Fourier Transform Analysis

Abstract

The decay curves observed on excitation of a fluorescent system by a short light pulse are distorted as a result of both the finite duration of the excitation and the limited frequency response of the detection system. If both the fluorescent system and the apparatus behave linearly, the decay curve observed, F(t) is given by a convolution integral:

$$F\left( t \right) = {E^ * }\left( t \right) * f\left( t \right) * H\left( t \right)$$

(1)

where E^*(t) is the shape of the excitation light pulse, f(t) the (impulse) response function of the fluorescent system and H(t) the apparatus response function.
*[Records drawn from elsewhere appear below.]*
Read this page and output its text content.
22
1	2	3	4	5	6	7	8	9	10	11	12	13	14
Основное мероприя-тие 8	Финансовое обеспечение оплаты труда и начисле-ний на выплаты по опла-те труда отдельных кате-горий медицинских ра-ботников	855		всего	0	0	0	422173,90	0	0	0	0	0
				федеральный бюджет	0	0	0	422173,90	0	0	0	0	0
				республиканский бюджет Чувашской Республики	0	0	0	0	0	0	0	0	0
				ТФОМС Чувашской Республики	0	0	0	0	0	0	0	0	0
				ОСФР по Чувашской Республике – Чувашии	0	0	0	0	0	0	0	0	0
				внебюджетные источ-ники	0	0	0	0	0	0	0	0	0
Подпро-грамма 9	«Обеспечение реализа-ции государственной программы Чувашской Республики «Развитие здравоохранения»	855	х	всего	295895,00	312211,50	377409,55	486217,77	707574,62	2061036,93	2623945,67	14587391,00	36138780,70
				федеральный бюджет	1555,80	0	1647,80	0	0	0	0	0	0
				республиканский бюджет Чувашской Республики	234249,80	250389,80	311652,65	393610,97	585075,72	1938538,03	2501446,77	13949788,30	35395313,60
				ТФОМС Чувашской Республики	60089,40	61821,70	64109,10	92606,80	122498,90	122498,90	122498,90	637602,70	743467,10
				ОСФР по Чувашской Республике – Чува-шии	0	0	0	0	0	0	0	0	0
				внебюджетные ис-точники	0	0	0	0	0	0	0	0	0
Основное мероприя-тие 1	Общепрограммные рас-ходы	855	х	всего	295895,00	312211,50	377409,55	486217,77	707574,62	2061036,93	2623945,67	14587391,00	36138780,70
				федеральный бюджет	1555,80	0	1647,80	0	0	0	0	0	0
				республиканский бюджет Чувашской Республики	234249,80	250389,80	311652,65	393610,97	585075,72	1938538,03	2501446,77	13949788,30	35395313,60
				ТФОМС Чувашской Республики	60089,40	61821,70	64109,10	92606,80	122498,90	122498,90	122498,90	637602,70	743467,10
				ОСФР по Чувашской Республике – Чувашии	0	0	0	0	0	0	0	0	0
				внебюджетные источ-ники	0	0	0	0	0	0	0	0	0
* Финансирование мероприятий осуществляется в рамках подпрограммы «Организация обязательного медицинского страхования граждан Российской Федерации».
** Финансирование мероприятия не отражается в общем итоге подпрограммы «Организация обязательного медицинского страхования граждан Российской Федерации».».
Similarly the observed shape E(t) of the excitation light pulse E^*(t) is given by:

$$E\left( t \right) = {E^ * }\left( t \right) * H\left( t \right)$$

(2)

Since convolution is commutative, the observed fluorescence decay F(t) can be considered simply as the convolution of an effective apparatus function E(t) with the true fluorescence evolution, f(t).

$$F\left( t \right) = E\left( t \right) * f\left( t \right)$$

(3)

To observe fluorescence decay curves which are essentially undistorted a very narrow effective apparatus function E(t) is necessary. For the accurate determination of lifetimes which are on the order of or shorter than E(t), convolution or deconvolution techniques must be applied.